I missed out on the original release of these sets (I was collecting toys, but I had yet to see Aliens). I recently won an ebay auction which included a full set of the figures. This set is probably the weakest of this series. The first Hicks figure had a more satisfactory color scheme, in my opinion, and the King Alien isn’t one of Kenner’s better made-up aliens. At least the original King Alien had bright neon colors to keep him interesting. This one ends up suffering. It’s not a bad set, but it’s not surprising that this is the cheapest and most easily found of the tenth anniversary figures.

#0367: Zauriel



In the 80s, DC Super Powers came onto the scene and made its mark as the definitive DC toyline. Most DC collectors tend to agree that the spot was usurped by DC Universe Classics just a few short years ago. In the time between those lines, there were a few attempts to recapture the magic of Super Powers. The first was Batman: Total Justice, a line that featured a few Justice League members and villains, while also trying to cash in on Batman’s popularity. Sadly, it only lasted two series before ending. A few years later, another attempt was made, this time under the title JLA. It made use of many of the Total Justice sculpts and added a variety of new characters. The character Hawkman was originally present in Total Justice, but at the time of JLA, several botched reboots let to him being deemed “off-limits.” This led to the creation off Zauriel, who filled Hawkman’s position as dude with wings, both in the comics and in the toyline.
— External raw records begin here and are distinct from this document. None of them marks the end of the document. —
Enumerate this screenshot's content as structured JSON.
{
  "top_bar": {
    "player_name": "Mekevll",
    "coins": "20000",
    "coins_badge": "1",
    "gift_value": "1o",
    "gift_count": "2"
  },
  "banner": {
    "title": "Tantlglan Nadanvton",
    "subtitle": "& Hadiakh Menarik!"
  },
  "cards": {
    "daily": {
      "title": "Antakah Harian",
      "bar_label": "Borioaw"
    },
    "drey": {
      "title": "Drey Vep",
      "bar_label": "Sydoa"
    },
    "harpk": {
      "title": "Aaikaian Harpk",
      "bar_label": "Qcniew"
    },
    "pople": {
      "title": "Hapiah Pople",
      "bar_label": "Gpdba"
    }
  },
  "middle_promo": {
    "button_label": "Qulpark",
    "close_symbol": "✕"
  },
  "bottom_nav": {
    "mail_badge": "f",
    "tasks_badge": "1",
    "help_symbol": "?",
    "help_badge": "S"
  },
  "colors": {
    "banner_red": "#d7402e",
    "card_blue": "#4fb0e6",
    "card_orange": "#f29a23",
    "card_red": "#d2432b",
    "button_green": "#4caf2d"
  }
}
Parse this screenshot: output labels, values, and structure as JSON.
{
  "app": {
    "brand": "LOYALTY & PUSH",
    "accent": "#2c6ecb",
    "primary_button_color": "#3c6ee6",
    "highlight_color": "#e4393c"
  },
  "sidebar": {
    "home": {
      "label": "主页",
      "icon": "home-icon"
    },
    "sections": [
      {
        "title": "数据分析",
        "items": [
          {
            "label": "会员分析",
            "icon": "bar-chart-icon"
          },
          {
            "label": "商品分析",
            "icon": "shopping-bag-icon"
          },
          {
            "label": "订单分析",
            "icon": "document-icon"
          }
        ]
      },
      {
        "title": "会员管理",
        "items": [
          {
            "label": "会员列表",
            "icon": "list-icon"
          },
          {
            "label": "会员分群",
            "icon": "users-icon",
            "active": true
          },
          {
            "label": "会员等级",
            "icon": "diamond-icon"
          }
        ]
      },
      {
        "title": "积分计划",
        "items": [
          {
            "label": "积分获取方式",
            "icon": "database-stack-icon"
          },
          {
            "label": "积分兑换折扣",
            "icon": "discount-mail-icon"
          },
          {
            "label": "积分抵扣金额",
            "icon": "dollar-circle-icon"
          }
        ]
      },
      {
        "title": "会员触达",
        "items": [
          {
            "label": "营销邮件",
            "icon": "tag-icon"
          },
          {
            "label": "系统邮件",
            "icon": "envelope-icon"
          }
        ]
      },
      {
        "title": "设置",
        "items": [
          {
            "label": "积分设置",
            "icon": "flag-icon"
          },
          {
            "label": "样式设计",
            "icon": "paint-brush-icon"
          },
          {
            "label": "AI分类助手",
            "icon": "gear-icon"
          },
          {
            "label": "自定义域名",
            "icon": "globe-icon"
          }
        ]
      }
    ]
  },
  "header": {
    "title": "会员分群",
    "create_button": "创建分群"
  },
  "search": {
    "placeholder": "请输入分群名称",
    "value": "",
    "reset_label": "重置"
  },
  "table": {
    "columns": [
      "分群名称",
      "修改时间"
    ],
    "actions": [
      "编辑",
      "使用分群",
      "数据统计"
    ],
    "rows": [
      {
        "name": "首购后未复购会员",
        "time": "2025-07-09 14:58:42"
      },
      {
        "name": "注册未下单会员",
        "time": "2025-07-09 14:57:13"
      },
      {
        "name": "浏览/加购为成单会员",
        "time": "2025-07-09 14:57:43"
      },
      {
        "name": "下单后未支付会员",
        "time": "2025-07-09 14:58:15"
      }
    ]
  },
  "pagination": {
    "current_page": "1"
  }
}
Zauriel was released in the 3rd series of JLA. At the time, the line was exclusive to KB Toys. Zauriel is 5 inches in height and he features 7 points of articulation (courtesy of the wings). Zauriel is shown in his armored look, which was the look he was sporting in the JLA comics at the time. While many of the figures in JLA made use of old parts, Zauriel is mostly a new sculpt. The only pieces re-used are the wings, originally used on the Total Justice Hawkman. The sculpt is okay, but not spectacular. Total Justice figures were infamously pre-posed, and this was passed on to JLA. Zauriel stays true to this trend. His legs are rather oddly posed, and the proportions are a bit strange looking. Aesthetically, the sculpt isn’t bad. The armor is pretty well detailed, and the wings look tremendous. The paint on Zauriel is pretty decent. Everything is cleanly applied; there’s no real issues with slop or bleed over. Zauriel included a fiery sword and a JLA logo display stand in white.


Zauriel is a more recent addition to my collection. For whatever reason, I never bought this figure while it was still at retail. I remember seeing it a few times, but I never bought him. I guess I just was unfamiliar with the character. I can’t say I’m super familiar with the character even now, but my local comicbook store, Cosmic Comix, had one marked down to $2.99 the other day. For that price, I figured it was worth it to get one of the few JLA figures I was still missing. Zauriel isn’t really a standout figure or anything, but he’s a decent enough figure.